Karlin: And did you see what Mr. Garcia did with that money?
Steward: Yes. He put it in his pocket.
Karlin: And did Mr. Garcia say anything at that time?
Steward: Yes, he would like to get some more Federal Express packages.
Subtracting his commission, Steward testified that he would mail the cash profits back to Jackson and Garcia via express mail. Some of the illicit cash was addressed to Jackson at the DEA’s Los Angeles office, he said, and some of it went to Jackson’s post office box in the same building.
Mark E. Overland, one of Garcia’s two defense attorneys, said Steward is a liar, citing his perjured testimony before the grand jury.
“If I were a juror, I wouldn’t believe anything he says,” Overland said.
Garcia, incarcerated at the federal Metropolitan Detention Center in downtown Los Angeles, declined to be interviewed for this story.
Garcia’s attorneys must persuade a jury that his lifestyle--which included an expensive home and approximately $3 million currently frozen in Luxembourg bank accounts--was generated largely through jewelry smuggling and related business for an Italian firm.
“It’s pretty obvious where the money came from--jewelry transactions, including some smuggling,” Overland said. “That accounts for all of the $3 million. There’s no drug money.”
Government prosecutors contend the $3 million represents drug trafficking profits.
Because he was extradited by Luxembourg on drug trafficking-related counts, Garcia cannot currently be charged with jewelry smuggling.
Garcia also is charged in the indictment with passing on DEA intelligence information to fugitive drug dealers.
“He helped them move money,” Steward said. “He also helped them avoid being caught.”
Steward said that Garcia had an FBI contact who provided Garcia with information that helped one of the drug dealers avoid arrest on one occasion in downtown Los Angeles.
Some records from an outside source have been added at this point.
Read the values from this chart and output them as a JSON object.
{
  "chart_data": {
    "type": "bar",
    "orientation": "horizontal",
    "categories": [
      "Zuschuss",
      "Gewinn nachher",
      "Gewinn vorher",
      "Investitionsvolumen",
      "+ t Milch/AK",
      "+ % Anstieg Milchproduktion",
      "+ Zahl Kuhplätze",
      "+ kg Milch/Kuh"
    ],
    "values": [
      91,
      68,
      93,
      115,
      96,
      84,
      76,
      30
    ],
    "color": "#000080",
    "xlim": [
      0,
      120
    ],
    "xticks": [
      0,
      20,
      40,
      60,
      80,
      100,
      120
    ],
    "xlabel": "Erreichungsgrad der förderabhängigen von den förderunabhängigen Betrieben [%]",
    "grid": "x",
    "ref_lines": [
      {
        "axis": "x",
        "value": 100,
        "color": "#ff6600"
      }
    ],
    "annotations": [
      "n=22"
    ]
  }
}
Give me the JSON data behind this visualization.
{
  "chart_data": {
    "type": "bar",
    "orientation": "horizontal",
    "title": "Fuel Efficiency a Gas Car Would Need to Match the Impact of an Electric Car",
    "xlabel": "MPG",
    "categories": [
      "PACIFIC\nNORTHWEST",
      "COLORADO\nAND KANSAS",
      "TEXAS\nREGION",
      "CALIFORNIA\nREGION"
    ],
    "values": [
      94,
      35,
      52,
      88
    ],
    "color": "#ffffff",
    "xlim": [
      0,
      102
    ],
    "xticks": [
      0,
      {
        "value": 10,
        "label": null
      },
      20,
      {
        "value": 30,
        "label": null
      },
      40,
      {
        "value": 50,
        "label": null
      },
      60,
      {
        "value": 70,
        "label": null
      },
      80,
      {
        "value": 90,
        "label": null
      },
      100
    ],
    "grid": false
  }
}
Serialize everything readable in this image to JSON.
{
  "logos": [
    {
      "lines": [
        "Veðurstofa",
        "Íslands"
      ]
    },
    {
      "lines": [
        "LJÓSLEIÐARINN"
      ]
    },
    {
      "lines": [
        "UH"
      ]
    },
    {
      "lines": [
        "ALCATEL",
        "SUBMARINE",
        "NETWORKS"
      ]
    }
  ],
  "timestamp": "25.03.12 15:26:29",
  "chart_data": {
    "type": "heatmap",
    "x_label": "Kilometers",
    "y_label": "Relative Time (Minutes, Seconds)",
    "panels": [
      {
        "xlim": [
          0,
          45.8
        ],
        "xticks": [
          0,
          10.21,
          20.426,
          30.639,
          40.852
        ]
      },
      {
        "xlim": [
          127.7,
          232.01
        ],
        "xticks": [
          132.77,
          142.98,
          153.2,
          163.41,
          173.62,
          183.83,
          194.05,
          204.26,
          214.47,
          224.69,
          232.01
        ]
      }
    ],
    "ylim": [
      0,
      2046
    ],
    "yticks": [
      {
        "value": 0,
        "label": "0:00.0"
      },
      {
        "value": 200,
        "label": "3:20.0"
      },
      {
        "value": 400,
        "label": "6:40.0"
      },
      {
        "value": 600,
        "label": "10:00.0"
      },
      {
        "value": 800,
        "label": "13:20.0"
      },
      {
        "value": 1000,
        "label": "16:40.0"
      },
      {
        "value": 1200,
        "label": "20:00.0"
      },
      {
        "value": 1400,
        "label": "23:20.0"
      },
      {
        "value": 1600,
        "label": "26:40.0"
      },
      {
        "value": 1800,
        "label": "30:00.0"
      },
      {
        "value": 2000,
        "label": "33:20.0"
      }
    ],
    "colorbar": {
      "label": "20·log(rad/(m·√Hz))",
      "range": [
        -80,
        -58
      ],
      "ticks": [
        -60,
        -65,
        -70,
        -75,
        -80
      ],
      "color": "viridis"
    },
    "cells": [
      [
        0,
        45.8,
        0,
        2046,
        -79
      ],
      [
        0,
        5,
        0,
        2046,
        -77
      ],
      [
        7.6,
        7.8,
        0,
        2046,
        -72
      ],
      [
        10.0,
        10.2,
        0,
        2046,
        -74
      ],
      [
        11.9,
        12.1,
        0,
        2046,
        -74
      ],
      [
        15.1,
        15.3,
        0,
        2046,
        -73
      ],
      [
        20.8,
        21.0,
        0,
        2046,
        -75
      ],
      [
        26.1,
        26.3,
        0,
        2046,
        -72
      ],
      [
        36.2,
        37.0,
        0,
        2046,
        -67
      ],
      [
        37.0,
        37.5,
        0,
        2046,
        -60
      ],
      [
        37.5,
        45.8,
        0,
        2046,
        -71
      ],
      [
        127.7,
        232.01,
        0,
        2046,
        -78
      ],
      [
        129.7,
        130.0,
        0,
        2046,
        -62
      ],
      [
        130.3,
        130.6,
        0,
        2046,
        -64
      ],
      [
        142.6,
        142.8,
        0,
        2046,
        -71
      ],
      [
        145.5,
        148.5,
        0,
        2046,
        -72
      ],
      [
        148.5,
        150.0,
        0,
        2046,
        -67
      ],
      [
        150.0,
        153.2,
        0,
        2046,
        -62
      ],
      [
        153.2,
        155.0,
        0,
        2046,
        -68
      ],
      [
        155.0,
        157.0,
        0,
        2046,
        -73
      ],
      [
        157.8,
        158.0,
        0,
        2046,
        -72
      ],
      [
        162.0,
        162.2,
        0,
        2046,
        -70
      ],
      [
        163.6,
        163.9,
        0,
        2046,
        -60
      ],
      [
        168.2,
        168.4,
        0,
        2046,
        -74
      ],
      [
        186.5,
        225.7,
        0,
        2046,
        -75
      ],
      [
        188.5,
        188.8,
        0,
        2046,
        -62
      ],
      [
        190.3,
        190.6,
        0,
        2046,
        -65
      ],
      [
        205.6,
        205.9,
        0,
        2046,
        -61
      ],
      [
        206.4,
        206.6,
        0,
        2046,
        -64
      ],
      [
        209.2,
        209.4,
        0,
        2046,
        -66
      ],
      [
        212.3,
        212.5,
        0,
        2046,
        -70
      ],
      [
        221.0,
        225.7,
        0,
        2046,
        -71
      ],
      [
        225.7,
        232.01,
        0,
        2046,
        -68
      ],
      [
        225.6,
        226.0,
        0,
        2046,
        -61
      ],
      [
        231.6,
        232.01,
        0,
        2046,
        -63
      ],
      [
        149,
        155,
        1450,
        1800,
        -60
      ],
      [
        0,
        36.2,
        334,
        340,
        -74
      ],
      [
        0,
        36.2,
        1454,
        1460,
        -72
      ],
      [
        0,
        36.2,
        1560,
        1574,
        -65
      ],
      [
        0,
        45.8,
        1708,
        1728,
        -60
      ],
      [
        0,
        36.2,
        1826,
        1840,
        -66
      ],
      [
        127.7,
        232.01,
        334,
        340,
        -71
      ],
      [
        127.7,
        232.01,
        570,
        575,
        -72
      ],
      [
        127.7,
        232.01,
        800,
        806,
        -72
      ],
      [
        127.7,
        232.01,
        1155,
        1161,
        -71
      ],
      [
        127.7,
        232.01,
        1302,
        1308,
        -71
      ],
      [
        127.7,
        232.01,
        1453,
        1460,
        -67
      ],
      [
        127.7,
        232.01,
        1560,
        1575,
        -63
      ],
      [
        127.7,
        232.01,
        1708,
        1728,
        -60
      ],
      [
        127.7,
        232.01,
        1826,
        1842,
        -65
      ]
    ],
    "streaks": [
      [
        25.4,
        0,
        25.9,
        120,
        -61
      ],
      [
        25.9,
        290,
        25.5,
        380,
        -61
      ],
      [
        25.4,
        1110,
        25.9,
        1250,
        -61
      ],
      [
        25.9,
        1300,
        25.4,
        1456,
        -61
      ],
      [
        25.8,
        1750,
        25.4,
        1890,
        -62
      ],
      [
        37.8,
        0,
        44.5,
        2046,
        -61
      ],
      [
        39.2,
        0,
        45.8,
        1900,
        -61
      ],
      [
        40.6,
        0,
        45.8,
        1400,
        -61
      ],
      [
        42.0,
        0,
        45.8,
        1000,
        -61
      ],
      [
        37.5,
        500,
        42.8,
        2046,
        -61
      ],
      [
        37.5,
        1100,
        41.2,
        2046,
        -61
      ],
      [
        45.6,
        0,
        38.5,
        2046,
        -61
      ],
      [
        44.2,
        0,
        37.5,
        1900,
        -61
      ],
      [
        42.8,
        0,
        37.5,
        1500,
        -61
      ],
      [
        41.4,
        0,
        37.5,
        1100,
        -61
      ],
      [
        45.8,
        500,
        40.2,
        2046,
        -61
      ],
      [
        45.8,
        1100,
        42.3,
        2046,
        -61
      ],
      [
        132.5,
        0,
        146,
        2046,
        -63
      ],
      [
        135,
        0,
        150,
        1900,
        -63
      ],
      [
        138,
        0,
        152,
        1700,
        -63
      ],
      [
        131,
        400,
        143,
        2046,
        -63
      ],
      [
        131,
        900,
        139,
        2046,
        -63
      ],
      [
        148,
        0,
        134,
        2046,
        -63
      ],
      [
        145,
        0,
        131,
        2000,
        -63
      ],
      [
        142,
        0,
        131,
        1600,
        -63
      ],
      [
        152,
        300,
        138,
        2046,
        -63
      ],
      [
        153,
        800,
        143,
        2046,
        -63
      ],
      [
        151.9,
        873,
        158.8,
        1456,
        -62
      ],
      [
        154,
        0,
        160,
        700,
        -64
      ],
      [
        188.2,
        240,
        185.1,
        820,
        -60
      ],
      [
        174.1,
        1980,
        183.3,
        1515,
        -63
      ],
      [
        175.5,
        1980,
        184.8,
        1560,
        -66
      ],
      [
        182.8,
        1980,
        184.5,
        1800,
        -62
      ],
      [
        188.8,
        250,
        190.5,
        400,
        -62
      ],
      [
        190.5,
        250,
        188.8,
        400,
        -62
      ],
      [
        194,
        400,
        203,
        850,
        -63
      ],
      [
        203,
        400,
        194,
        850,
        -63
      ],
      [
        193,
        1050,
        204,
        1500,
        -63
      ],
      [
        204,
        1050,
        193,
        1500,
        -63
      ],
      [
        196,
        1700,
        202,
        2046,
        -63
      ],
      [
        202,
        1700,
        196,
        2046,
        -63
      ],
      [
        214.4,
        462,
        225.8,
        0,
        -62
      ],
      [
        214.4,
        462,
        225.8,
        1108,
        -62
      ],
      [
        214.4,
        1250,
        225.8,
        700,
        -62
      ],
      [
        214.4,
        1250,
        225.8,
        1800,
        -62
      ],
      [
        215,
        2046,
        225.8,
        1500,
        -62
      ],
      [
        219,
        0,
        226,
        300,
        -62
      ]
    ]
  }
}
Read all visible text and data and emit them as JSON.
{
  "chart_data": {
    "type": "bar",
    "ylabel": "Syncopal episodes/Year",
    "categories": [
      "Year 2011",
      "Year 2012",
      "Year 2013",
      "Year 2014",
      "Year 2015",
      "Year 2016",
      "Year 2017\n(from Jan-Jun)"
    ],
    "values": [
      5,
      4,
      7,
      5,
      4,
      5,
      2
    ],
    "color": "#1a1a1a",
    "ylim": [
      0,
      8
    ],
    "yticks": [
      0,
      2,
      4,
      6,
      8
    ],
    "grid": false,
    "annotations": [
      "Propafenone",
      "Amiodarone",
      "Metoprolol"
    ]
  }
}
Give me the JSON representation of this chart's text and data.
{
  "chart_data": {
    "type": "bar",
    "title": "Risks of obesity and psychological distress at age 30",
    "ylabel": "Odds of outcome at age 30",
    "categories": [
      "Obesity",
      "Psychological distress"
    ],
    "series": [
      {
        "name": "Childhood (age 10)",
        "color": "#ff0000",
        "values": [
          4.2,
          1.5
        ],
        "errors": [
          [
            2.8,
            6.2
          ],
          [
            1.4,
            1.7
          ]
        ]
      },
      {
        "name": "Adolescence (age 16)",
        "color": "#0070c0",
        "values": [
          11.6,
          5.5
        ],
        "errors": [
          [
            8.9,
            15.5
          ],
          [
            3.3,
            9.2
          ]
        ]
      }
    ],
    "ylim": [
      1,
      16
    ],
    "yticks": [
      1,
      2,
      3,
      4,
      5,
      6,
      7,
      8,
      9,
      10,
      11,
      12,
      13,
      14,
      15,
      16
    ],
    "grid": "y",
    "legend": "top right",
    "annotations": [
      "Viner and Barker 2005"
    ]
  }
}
“Well,” Steward said, “there was a little laughing joke that (the FBI) just missed (one of the fugitives) on South Figueroa Street. They went in one door and he came out the other.”
An FBI spokesman in Los Angeles said the agency had no comment on Steward’s testimony.
Steward said he decided to tell the truth because he was convinced that the government had built a solid case against him and the DEA agents.
“In plain language,” Steward said, “they got us.”